Para o leãozinho querido e protegido por sua mãe, a leoa firme e protetora, o momento que mudou toda a sua vida foi quando ele tinha 13 anos. Ele precisava cuidar não apenas de sua querida mãe, mas outras figuras que eram importantes para ele – uma delas era sua tia, mesmo que a diferença de idade entre eles fosse pequena.

Mas Aline era sua tia.

Ele ainda se recordava das conversas que ouvia, entre uma música e outra que tocava na rádio de sua mãe, dos vizinhos que eram como se fossem outra parte de sua família. Do misterioso homem que observava as moças da vizinhança e essas observações se tornavam avanços cruéis.
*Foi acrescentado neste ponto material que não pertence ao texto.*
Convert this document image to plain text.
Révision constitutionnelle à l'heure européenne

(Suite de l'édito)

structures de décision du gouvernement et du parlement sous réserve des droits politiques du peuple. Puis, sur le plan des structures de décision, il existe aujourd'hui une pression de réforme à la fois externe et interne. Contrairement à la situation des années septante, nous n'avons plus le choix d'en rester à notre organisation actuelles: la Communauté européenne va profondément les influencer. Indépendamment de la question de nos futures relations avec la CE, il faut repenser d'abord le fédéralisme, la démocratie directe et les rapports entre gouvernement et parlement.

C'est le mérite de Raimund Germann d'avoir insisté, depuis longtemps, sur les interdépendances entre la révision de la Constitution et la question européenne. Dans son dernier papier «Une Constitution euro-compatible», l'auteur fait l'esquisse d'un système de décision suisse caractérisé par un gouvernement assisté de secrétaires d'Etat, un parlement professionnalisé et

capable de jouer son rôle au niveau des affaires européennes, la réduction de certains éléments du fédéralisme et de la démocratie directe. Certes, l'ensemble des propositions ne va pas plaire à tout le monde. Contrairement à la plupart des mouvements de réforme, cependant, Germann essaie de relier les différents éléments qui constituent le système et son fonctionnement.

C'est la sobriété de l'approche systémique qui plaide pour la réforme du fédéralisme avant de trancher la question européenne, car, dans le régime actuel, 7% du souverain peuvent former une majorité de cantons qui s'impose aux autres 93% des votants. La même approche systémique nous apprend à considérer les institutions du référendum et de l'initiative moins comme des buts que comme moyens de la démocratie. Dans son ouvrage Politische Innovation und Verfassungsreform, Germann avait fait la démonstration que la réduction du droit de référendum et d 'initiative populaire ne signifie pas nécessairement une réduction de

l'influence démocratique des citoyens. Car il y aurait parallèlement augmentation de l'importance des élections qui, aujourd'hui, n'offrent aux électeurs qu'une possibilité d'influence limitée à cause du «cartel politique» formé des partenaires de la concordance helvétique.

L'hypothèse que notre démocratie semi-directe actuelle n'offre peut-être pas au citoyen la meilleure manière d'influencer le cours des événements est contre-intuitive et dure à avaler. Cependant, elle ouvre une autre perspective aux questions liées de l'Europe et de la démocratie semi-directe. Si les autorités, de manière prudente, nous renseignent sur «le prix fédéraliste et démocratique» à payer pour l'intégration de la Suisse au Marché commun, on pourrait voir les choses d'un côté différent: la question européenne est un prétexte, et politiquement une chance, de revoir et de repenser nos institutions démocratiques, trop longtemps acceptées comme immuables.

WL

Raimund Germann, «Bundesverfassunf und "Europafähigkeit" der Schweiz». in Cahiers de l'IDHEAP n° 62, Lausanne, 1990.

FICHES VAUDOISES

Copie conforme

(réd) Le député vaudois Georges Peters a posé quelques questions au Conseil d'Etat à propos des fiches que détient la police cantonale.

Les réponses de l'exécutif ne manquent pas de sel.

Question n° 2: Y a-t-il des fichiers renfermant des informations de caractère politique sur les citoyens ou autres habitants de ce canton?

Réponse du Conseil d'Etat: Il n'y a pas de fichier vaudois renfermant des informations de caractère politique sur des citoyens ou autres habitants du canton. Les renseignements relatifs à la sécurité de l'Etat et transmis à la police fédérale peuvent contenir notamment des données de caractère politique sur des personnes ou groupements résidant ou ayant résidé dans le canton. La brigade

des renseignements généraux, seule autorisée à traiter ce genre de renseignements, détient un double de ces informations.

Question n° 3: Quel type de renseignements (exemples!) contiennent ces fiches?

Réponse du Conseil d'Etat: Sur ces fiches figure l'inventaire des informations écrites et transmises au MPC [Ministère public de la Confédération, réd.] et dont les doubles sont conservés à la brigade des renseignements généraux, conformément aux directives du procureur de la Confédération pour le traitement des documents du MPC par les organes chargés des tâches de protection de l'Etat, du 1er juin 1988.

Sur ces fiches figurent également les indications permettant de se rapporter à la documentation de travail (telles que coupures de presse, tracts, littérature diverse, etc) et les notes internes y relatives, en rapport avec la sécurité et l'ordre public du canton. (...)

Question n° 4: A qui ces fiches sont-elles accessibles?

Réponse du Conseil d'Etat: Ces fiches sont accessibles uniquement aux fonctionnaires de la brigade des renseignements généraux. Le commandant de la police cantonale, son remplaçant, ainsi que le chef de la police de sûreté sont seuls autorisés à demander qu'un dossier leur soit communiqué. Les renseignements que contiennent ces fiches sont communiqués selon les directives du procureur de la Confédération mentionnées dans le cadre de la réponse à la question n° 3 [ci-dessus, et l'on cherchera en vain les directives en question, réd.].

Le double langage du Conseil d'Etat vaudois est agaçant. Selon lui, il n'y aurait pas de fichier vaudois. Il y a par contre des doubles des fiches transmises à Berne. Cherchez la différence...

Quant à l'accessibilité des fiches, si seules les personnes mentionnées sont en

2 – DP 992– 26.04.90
- A filha de dona Giovandra tava reclamando que esse homem tentou puxar ela lá pro matagal – ele podia ouvir a voz da mãe, alta e aguda denotando sua irritação – Até pensei em falar com padre Juarez pra chamar a polícia, mas não dá pra confiar na polícia. A gente chama e eles expulsam a gente de casa.

- Essa é a pior parte, Celeste: é que nem com a polícia a gente pode se fiar. – a outra voz era justamente de tia Aline.

Certa feita, o jovem leão, ainda um filhote crescendo, percebeu uma coleguinha de escola correndo desesperada, saindo do matagal de onde sua mãe e tia Aline disseram que o homem misterioso atacava as moças da vizinhança. O nome dela era Joice, a primeira menina de quem ele gostou de verdade. Ela era inteligente, o ajudava com as matérias as quais o jovem leão tinha dificuldade, gostava de sorrir, e os cabelos crespos estavam sempre decorados com tererês coloridos, e o garoto muitas vezes pensou se valia a pena tocar nos tererês e fazer carinho em seus cabelos. Mas ele sabia que Joice não iria gostar; e era o tipo de coisa que ele deveria perguntar antes.

Sua mãe sempre dizia o quanto era importante respeitar as moças, e ele sempre fazia isso quando pensava em Joice.

O menino se assustou ao ver a colega: ela segurava o uniforme da escola ligeiramente rasgado, estava com sangue no rosto.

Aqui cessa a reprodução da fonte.